The Compound
Curing Diseases with AI
10/29/2025, 3:36:30 PM
Economic Summary
- Major pharma firms prefer lower-cost, higher-probability targets, leaving high-cost diseases like ALS and Parkinson's underinvested and creating opportunity for disruptors.
- Thermo Fisher (TMO) is engaging with an AI partner ('Sam') to apply gene sequencing to hard diseases; success could shift R&D spending toward sequencing services and boost TMO revenue.

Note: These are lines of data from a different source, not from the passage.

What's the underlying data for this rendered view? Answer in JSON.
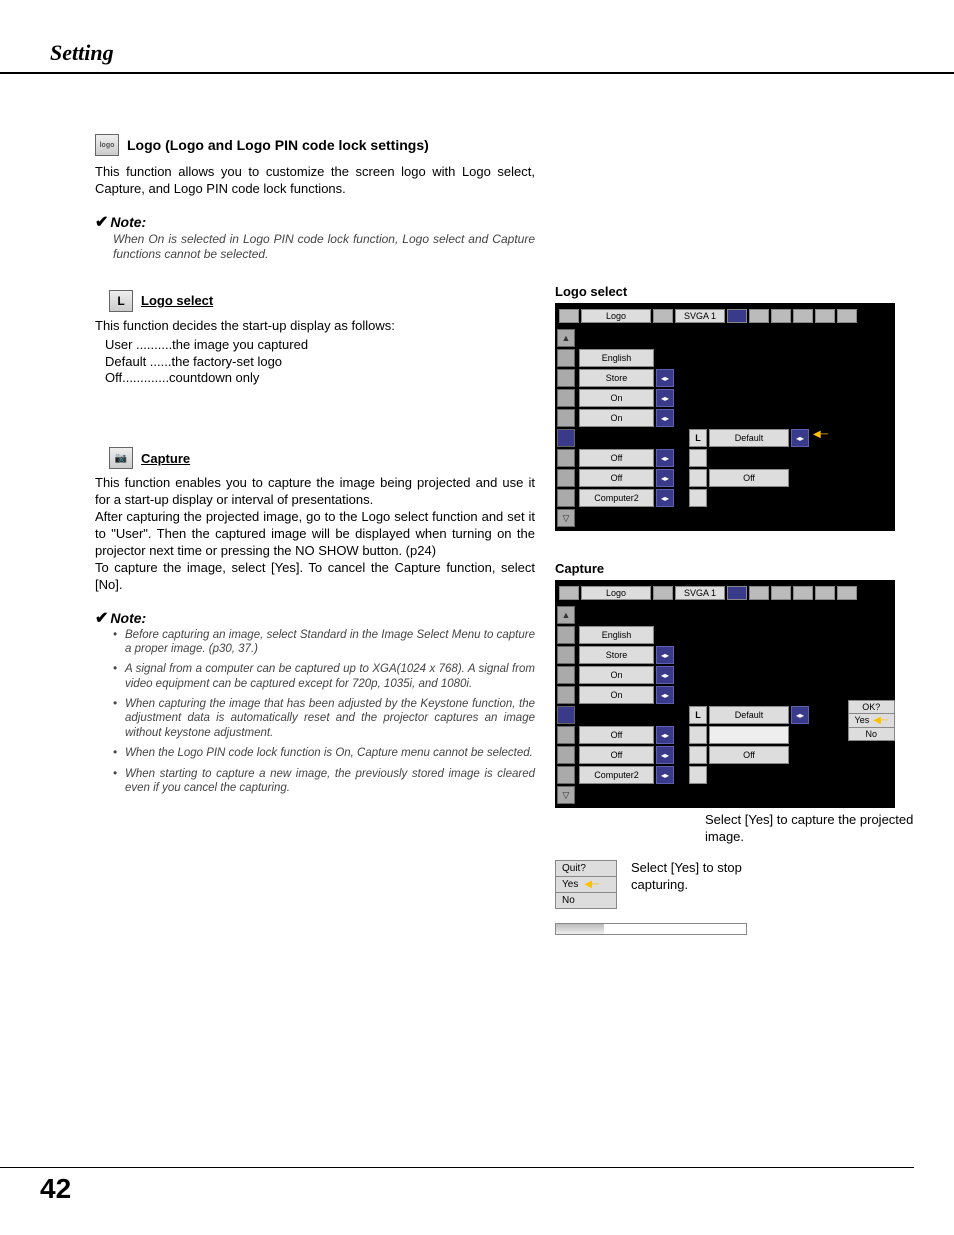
{
  "header": {
    "title": "Setting"
  },
  "logo_section": {
    "heading": "Logo (Logo and Logo PIN code lock settings)",
    "body": "This function allows you to customize the screen logo with Logo select, Capture, and Logo PIN code lock functions."
  },
  "note1": {
    "label": "Note:",
    "text": "When On is selected in Logo PIN code lock function, Logo select and Capture functions cannot be selected."
  },
  "logo_select": {
    "heading": "Logo select",
    "intro": "This function decides the start-up display as follows:",
    "opt_user": "User ..........the image you captured",
    "opt_default": "Default ......the factory-set logo",
    "opt_off": "Off.............countdown only"
  },
  "capture": {
    "heading": "Capture",
    "p1": "This function enables you to capture the image being projected and use it for a start-up display or interval of presentations.",
    "p2": "After capturing the projected image, go to the Logo select function and set it to \"User\".  Then the captured image will be displayed when turning on the projector next time or pressing the NO SHOW button.  (p24)",
    "p3": "To capture the image, select [Yes].  To cancel the Capture function, select [No]."
  },
  "note2": {
    "label": "Note:",
    "items": [
      "Before capturing an image, select Standard in the Image Select Menu to capture a proper image.  (p30, 37.)",
      "A signal from a computer can be captured up to XGA(1024 x 768).  A signal from video equipment can be captured except for 720p, 1035i, and 1080i.",
      "When capturing the image that has been adjusted by the Keystone function, the adjustment data is automatically reset and the projector captures an image without keystone adjustment.",
      "When the Logo PIN code lock function is On, Capture menu cannot be selected.",
      "When starting to capture a new image, the previously stored image is cleared even if you cancel the capturing."
    ]
  },
  "right": {
    "logo_title": "Logo select",
    "capture_title": "Capture",
    "caption1": "Select [Yes] to capture the projected image.",
    "caption2": "Select [Yes] to stop capturing.",
    "menu": {
      "tab_label": "Logo",
      "svga": "SVGA 1",
      "rows": [
        "English",
        "Store",
        "On",
        "On",
        "Off",
        "Off",
        "Computer2"
      ],
      "sub": {
        "default": "Default",
        "off": "Off"
      },
      "ok": {
        "q": "OK?",
        "yes": "Yes",
        "no": "No"
      },
      "quit": {
        "q": "Quit?",
        "yes": "Yes",
        "no": "No"
      }
    }
  },
  "page_number": "42"
}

- The core barrier is economic incentives: startups or AI-focused backers willing to fund expensive, long-shot projects may reallocate capital away from traditional pharma strategies and reshape drug discovery priorities.
Bullish
- TMO partnering with AI could unlock gene-sequencing-driven drug discovery.
- AI-driven pursuit of hard diseases opens large, underserved markets.
- Sam's fundraising and commitment accelerates R&D investment into ambitious projects.
Bearish
- Drug companies avoid pursuing expensive, difficult diseases like ALS and Parkinson's due to high costs and low near-term returns.
- High development costs and long timelines could prevent AI + sequencing projects from producing viable, commercial treatments.
- Pharma skepticism and unwillingness to take risks may block partnerships or slow adoption of new AI-driven drug discovery approaches.
Bullish tickers
TMO
TMO
Bullish
Collaboration with an AI-focused partner to tackle ALS and Parkinson's using gene sequencing could open new markets and drive demand for Thermo Fisher's services.
Bearish
Pharma skepticism, long R&D timelines, and high development costs could limit near-term commercial returns from gene-sequencing projects.